Russia said it would pause fighting later this week, but Ukrainian officials say its forces killed 22 people in strikes before that ceasefire could begin.

President Volodymyr Zelenskyy condemned Moscow in unusually blunt terms, accusing the Kremlin of "utter cynicism" for announcing a unilateral halt while attacks continued. The rebuke cuts to the heart of Ukraine’s complaint: declarations from Russia mean little if missiles and drones still hit civilians on the ground. Reports indicate the strikes landed ahead of the two-day pause Russia had publicly announced.

Zelenskyy cast the attacks and the ceasefire announcement as part of the same message: Ukraine cannot judge Russia by its statements alone.

Key Facts

  • Ukrainian officials say Russian strikes killed 22 people.
  • The attacks came before a unilateral two-day ceasefire announced by Russia.
  • Zelenskyy accused Moscow of "utter cynicism" over the timing.
  • The dispute deepens doubt over whether any pause will hold.

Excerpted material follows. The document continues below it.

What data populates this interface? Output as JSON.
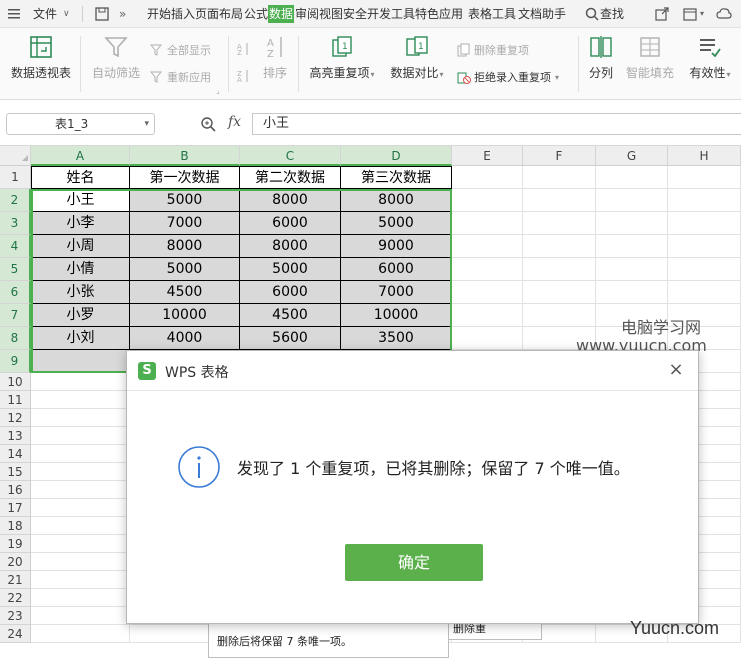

The timing matters as much as the death toll. A ceasefire can signal a diplomatic opening, but strikes in the run-up to it can also shape the battlefield, rattle civilians, and undercut any trust the announcement might have created. Sources suggest Ukraine sees that sequence not as a contradiction, but as the point: force first, messaging after.

The episode adds another layer of skepticism around unilateral truce declarations in this war. Ukraine has long argued that any real pause needs verification, clear terms, and reciprocal commitments. Without that, even a short ceasefire risks looking less like a step toward de-escalation and more like a tactical move wrapped in the language of restraint.

What happens next will determine whether this ceasefire becomes a brief headline or another failed signal in a brutal war. If attacks continue, pressure will grow on international observers and Ukraine’s partners to judge Moscow by actions rather than announcements. If the pause does hold, even briefly, it could test whether either side sees room for something larger than a two-day stopgap.